Here are some answers I gave regarding the logical and physical design (for the presentation and final report):

"The logical design issues in the proposal: what are you trying to achieve in this design phase (e.g., what a good logical design is), what are major considerations for the design and how you would approach it. In the presentation, you need to say these things too, but concentrate on the results. For instance, you de-normalize two relations to one relation in a lower NF for speeding up retrieval performance as they are read-only. Show the final design (e.g., the schema) and describe your design consideration."

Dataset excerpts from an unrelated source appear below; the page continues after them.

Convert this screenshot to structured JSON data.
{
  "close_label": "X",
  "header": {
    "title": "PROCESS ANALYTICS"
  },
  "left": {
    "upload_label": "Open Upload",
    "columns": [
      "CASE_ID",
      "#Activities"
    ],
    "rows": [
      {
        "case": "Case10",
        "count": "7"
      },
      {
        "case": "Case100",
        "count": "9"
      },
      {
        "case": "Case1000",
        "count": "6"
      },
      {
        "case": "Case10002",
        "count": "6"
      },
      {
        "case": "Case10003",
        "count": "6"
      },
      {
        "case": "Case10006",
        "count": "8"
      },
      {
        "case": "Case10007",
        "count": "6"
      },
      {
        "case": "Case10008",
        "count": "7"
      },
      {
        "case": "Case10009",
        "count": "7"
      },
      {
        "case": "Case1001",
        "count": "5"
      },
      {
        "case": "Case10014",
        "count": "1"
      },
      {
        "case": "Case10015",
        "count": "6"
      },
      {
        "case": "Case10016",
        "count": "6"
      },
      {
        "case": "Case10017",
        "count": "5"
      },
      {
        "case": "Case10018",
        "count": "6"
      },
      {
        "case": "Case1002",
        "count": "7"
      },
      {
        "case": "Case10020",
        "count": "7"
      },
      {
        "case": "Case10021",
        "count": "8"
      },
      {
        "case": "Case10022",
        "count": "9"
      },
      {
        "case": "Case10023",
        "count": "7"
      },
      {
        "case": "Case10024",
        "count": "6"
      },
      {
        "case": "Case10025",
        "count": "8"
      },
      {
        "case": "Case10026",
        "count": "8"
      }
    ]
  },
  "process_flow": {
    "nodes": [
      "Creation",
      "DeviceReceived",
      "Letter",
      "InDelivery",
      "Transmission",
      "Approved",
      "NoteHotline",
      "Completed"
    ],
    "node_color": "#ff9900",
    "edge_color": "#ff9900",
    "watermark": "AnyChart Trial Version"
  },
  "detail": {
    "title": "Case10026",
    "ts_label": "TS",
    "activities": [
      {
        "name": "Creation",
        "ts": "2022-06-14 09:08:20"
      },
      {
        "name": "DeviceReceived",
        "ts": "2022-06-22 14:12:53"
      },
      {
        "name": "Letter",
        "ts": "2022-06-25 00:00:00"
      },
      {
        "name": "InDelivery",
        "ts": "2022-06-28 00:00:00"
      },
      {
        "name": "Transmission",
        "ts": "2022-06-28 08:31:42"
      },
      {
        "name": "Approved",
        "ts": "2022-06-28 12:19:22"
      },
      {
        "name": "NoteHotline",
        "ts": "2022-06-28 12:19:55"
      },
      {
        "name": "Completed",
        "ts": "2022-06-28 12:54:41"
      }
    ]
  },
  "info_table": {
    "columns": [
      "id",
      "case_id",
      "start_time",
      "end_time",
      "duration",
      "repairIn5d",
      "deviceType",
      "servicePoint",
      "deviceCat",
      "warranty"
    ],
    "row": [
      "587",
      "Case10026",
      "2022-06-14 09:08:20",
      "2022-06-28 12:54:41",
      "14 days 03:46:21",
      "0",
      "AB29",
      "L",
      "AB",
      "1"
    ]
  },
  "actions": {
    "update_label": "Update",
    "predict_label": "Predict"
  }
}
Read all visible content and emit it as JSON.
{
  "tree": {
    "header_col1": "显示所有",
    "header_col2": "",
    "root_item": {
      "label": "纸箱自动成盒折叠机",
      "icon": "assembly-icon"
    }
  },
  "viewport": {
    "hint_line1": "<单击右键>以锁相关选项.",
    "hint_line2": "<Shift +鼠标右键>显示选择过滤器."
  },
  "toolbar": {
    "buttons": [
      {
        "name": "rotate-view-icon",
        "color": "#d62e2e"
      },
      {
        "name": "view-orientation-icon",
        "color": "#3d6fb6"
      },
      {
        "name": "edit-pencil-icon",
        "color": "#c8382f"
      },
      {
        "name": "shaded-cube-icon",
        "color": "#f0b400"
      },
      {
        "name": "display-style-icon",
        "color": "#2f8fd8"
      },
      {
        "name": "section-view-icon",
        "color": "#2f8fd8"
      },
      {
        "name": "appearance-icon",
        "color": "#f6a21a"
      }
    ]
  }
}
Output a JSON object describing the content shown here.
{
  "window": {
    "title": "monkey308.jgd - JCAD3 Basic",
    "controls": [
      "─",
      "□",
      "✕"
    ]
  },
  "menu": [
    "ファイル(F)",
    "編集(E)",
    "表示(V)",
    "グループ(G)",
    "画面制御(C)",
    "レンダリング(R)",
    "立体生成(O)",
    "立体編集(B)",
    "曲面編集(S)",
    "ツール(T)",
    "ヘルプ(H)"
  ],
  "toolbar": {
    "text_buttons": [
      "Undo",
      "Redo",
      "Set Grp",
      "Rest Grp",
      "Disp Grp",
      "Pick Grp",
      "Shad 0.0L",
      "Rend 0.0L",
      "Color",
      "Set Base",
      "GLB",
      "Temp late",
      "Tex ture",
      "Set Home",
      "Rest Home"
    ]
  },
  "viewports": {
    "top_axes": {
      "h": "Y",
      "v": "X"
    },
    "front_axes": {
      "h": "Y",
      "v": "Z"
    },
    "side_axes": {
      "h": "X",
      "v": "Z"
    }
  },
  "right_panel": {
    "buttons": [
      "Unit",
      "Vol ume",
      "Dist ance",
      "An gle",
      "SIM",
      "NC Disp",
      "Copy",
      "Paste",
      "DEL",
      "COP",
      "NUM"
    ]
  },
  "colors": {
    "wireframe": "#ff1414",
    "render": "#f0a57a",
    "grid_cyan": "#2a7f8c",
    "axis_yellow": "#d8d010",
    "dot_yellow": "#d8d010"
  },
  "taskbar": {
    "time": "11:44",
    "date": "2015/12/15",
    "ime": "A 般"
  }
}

"You should first mention the purpose of physical design and the major issues you considered for your system. You should focus on what is necessary for your project. For instance, there's no need to discuss clustering index if you don't use any. If you index on the primary key (in your table definition), then, you have already used the primary index and you should mention that. If you have created secondary indexes, then you should talk about what secondary indexes are and what they are for. Basically, you need to say what you have considered in this design phase and what the DBMS you select have done for you and which part of design you have done on top of the DBMS to meet the requirements. If the DBMS have sufficient performance (without your special programming), you can just said that and be sure to sound like an expert. Specifically, you could say that the DBMS you have selected allow primary index and you have created primary index for X, Y, Z tables, and you have created secondary index (if any) for R and Z for faster retrieval of certain data. If you don't have second indexes created, you can then justify that current performance of primary indexes is sufficient and does not require the creation of secondary indexes. In addition to index, you may have other hardware and software that will make the DBS performance better, such as bigger CPU, larger storage, faster disk, etc.. In addition, you can mention some of your query "optimization" here, such as your using subqueries to make SQL queries more efficient. (This can impress your client.)